For the chilli caramel vinegar: Put the sugar in a small pan with 5 tablespoons of water and the soy sauce and boil until the sugar has melted and become caramel like. Add the chillies and ginger. Stir well. Add the fish sauce, lime juice and vinegar. Simmer for about 5 minutes or until the sauce becomes slightly thick and syrupy.
For the apple fennel slaw: Place vinegar, salt and sugar in a small bowl and mix to combine. Slice all the vegetables finely with a mandolin or use the fine slicing blade on a food processor. Place into a large bowl and mix with your hands to evenly combine all the ingredients. Add the coriander leaves and dressing and mix once more to thoroughly coat all the vegetables with the dressing.

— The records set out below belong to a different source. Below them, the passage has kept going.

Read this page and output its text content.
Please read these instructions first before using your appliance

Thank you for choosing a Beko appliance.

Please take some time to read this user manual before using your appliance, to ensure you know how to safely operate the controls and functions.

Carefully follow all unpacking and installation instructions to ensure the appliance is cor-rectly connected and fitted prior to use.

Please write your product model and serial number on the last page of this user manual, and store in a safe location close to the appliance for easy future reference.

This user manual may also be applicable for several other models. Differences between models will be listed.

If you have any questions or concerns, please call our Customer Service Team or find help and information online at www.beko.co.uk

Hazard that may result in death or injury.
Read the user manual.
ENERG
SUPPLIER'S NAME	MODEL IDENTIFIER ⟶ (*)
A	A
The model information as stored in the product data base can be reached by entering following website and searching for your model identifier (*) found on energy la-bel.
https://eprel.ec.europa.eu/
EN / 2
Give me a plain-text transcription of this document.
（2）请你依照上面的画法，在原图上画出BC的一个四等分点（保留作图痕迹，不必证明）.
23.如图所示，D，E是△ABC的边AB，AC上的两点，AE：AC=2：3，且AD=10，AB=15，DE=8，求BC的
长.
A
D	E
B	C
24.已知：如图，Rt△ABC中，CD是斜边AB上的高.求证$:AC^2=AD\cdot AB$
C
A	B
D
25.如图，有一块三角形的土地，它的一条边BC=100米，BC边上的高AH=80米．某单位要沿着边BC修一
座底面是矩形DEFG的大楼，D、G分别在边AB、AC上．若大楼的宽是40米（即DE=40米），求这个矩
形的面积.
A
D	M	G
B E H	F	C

To serve place a slice of the pork belly on each plate and spoon some of the caramel chilli over and around the pork. The salad can be plated individually or placed on the table. I like to also serve some plain white rice on the side.
May 14, 2013 at 8:52 am
this looks absolutely delicious !
Oct 8, 2018 at 6:11 am
Made this for lunch today. The slaw is awesome. The crackling on the pork belly is almost toffee like! Yum yum yum.
Oct 8, 2018 at 8:05 am
Siobhain, thanks for the comment and so glad you enjoyed the pork and more importantly that you achieved perfect crackling!
Apr 12, 2019 at 5:01 pm
The slaw has become a massive favourite of mine but I will be making the entire dish again this weekend but using a huge piece of pork loin instead…have you any tips re cooking times for a different cut of pork?
Apr 12, 2019 at 6:28 pm
Hi Siobhain, You need to be a tad more careful with cooking times and temperatures with pork loin. It’s not as fatty a cut so it can dry out more easily. I would still go for the high temp at the beginning and from there lower the heat as per the pork belly but you might want to rely on a meat thermometer to make sure it’s not over or undercooked.